Penryn from the Penryn & the End of Days series
by Susan Ee

Did the third book in the series tie everything up in a nice, shiny bow? Yes... and that's the problem. I don't buy the ending, and I want a different one. I want to know what happens to Penryn, Raffe, Paige, and all the other characters... and have it make sense. How did they rebuild the world after the angel apocalypse? Or did they?

Po and Bundle from Liesl & Po
by Lauren Oliver

This is such a cute book that I wish had been around when I was younger. I liked the story... but I wanted to know more about the ghosts, Po and Bundle. There are stories there that were never told. How did they become ghosts? What were their lives like before? What about after the events in this book?

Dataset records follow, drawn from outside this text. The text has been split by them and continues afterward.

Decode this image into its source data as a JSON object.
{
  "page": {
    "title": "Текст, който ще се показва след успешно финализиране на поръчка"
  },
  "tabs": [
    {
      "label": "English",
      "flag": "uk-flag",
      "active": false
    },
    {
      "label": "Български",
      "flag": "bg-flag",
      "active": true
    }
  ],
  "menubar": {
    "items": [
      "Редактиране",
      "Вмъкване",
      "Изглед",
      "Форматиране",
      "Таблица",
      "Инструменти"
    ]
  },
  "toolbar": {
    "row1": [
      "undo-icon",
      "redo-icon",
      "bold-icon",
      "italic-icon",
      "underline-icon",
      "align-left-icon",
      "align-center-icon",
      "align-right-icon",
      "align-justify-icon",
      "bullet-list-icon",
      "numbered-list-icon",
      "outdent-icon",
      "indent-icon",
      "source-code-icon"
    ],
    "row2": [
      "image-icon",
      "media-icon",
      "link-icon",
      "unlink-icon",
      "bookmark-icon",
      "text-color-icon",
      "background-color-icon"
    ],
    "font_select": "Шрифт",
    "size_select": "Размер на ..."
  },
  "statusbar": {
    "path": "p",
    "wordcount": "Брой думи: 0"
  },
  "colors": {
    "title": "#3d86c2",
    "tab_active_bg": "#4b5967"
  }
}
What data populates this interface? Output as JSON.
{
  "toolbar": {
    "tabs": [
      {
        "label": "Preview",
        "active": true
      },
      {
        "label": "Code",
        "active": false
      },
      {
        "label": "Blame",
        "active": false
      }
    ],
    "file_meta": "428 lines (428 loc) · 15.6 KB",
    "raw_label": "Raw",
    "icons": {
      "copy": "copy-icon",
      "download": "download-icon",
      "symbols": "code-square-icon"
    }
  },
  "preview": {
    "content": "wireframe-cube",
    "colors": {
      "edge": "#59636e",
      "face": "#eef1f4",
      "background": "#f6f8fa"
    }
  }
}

Polly and Tom from Fire and Hemlock
by Diana Wynne Jones

The main character and love interest spent a number of years apart in this story, and things didn't always go smoothly when they did reunite. I'd like to know what their relationship was like after the end of the book. A bit awkward, I'm guessing. Although, they would have a lot to talk about!

Ramona Quimby from the Ramona books
by Beverly Cleary

We do get to see Ramona grow up a bit throughout her series, though she is only 10 or so in the last book. I'd like to know what happened to her as a teenager and young adult. If it's anything like her childhood, her adolescence was probably hilarious.

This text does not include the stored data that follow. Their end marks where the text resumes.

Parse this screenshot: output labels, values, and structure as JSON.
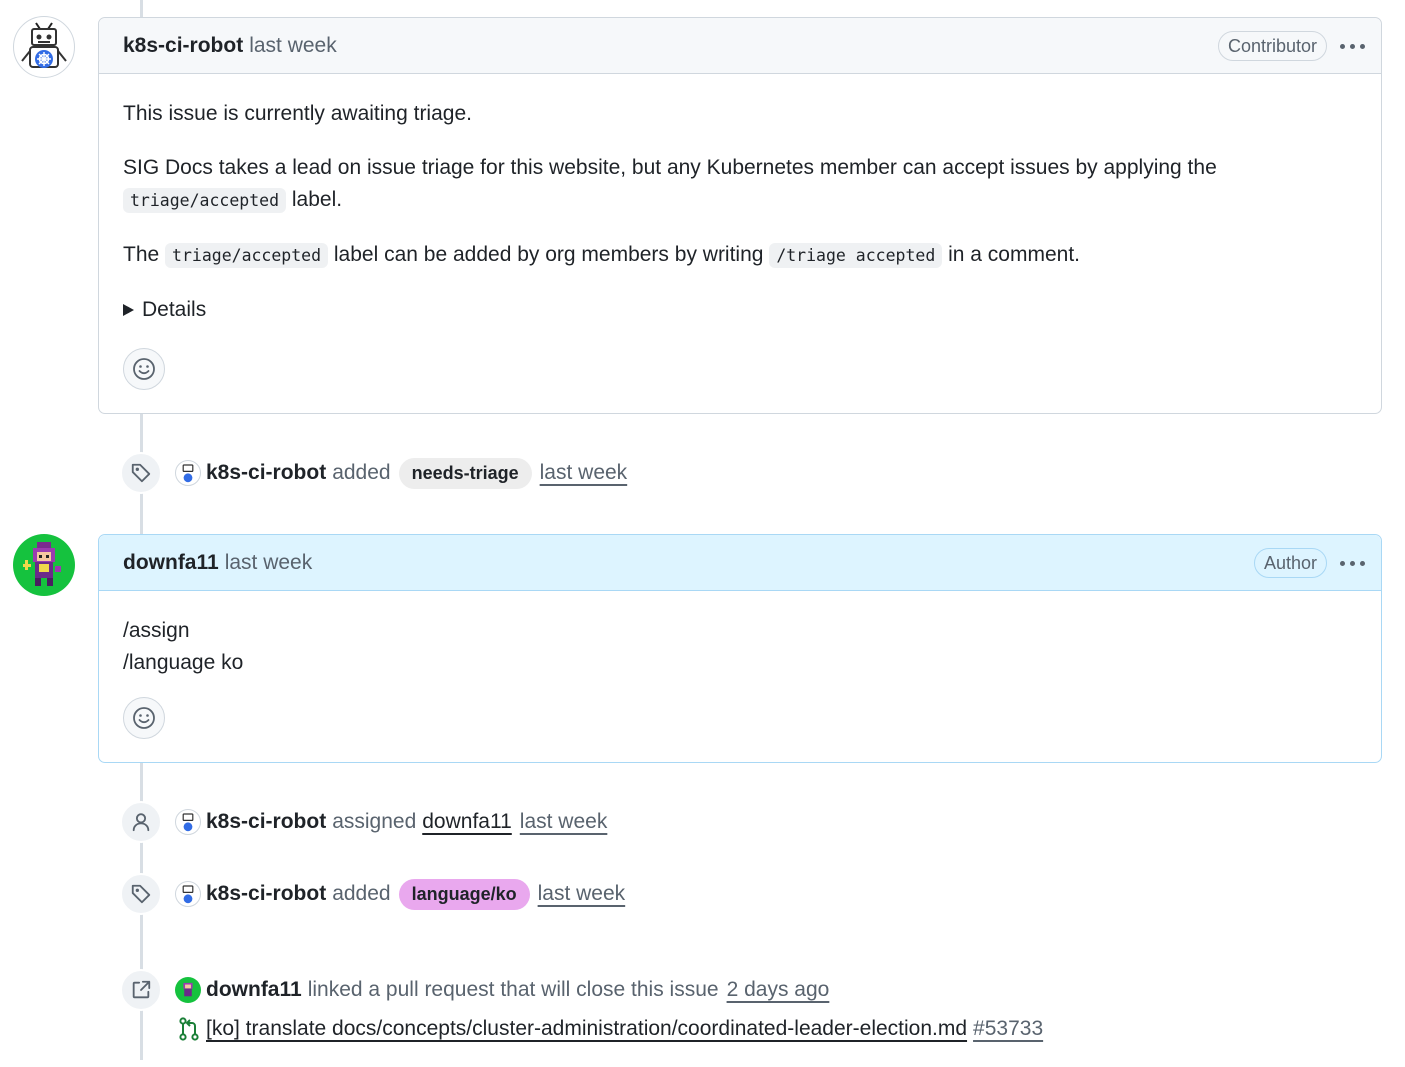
{
  "colors": {
    "label_needs_triage": "#ededed",
    "label_language_ko": "#e9a8ee",
    "author_header": "#ddf4ff",
    "pr_open_icon": "#1a7f37"
  },
  "comment1": {
    "author": "k8s-ci-robot",
    "time": "last week",
    "role": "Contributor",
    "avatar_icon": "robot-avatar-icon",
    "p1": "This issue is currently awaiting triage.",
    "p2_before": "SIG Docs takes a lead on issue triage for this website, but any Kubernetes member can accept issues by applying the",
    "p2_code": "triage/accepted",
    "p2_after": "label.",
    "p3_before": "The",
    "p3_code1": "triage/accepted",
    "p3_middle": "label can be added by org members by writing",
    "p3_code2": "/triage accepted",
    "p3_after": "in a comment.",
    "details": "Details"
  },
  "event1": {
    "icon": "tag-icon",
    "actor": "k8s-ci-robot",
    "action": "added",
    "label": "needs-triage",
    "time": "last week"
  },
  "comment2": {
    "author": "downfa11",
    "time": "last week",
    "role": "Author",
    "avatar_icon": "pixel-character-avatar-icon",
    "line1": "/assign",
    "line2": "/language ko"
  },
  "event2": {
    "icon": "person-icon",
    "actor": "k8s-ci-robot",
    "action": "assigned",
    "assignee": "downfa11",
    "time": "last week"
  },
  "event3": {
    "icon": "tag-icon",
    "actor": "k8s-ci-robot",
    "action": "added",
    "label": "language/ko",
    "time": "last week"
  },
  "event4": {
    "icon": "link-external-icon",
    "actor": "downfa11",
    "action": "linked a pull request that will close this issue",
    "time": "2 days ago",
    "pr_icon": "git-pull-request-icon",
    "pr_title": "[ko] translate docs/concepts/cluster-administration/coordinated-leader-election.md",
    "pr_number": "#53733"
  }
}
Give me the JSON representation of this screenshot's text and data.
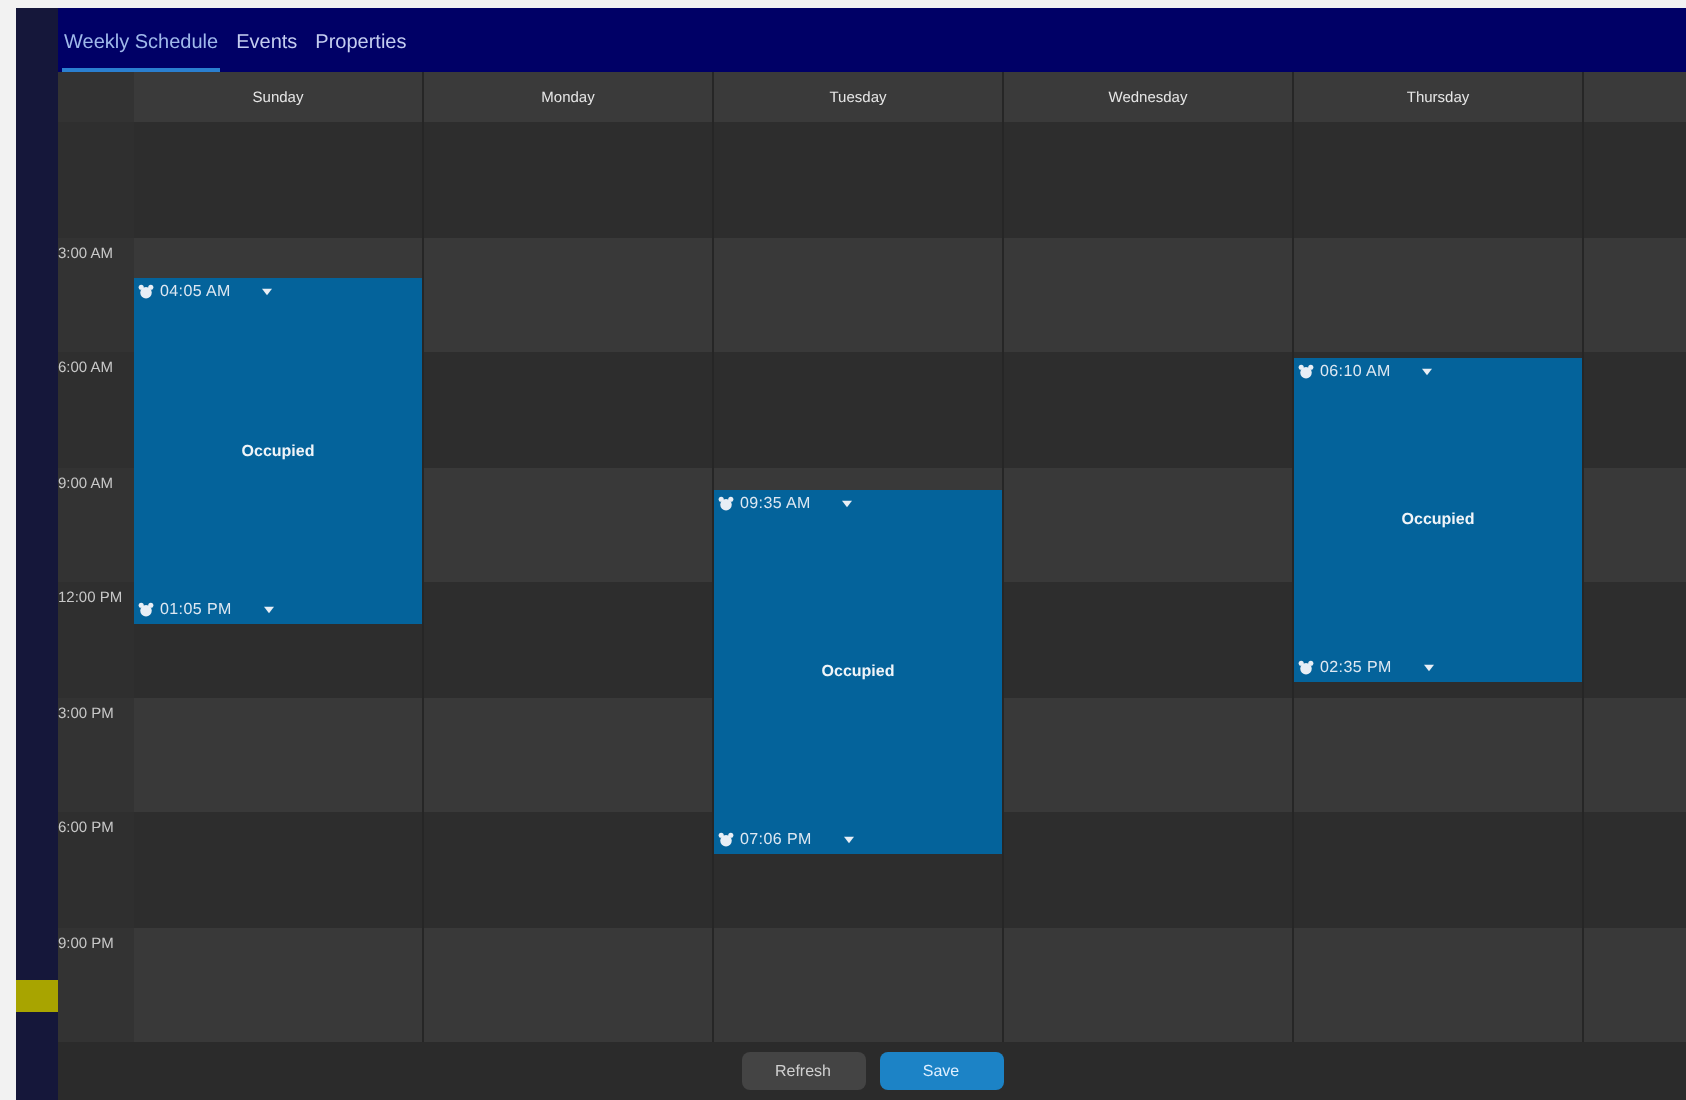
{
  "tabs": [
    {
      "label": "Weekly Schedule",
      "selected": true
    },
    {
      "label": "Events",
      "selected": false
    },
    {
      "label": "Properties",
      "selected": false
    }
  ],
  "time_labels": [
    "3:00 AM",
    "6:00 AM",
    "9:00 AM",
    "12:00 PM",
    "3:00 PM",
    "6:00 PM",
    "9:00 PM"
  ],
  "days": [
    {
      "name": "Sunday",
      "events": [
        {
          "start": "04:05 AM",
          "end": "01:05 PM",
          "label": "Occupied"
        }
      ]
    },
    {
      "name": "Monday"
    },
    {
      "name": "Tuesday",
      "events": [
        {
          "start": "09:35 AM",
          "end": "07:06 PM",
          "label": "Occupied"
        }
      ]
    },
    {
      "name": "Wednesday"
    },
    {
      "name": "Thursday",
      "events": [
        {
          "start": "06:10 AM",
          "end": "02:35 PM",
          "label": "Occupied"
        }
      ]
    }
  ],
  "buttons": [
    {
      "label": "Refresh",
      "kind": "secondary"
    },
    {
      "label": "Save",
      "kind": "primary"
    }
  ]
}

Renesmee from Breaking Dawn
by Stephenie Meyer

Okay, yes, I hated this book. But I've got a sort of morbid curiosity about this one. Did Jacob really mate when her when she was physically mature... at the age of seven? Maybe he got thrown in jail because of it, and then there was this big trial and vampires and shape-shifters became known to the whole world, and the Volturi lost their edge and went insane and killed all the other vampires on the planet... (A girl can dream, can't she?)


What are some favourite childhood characters you'd like to check in with?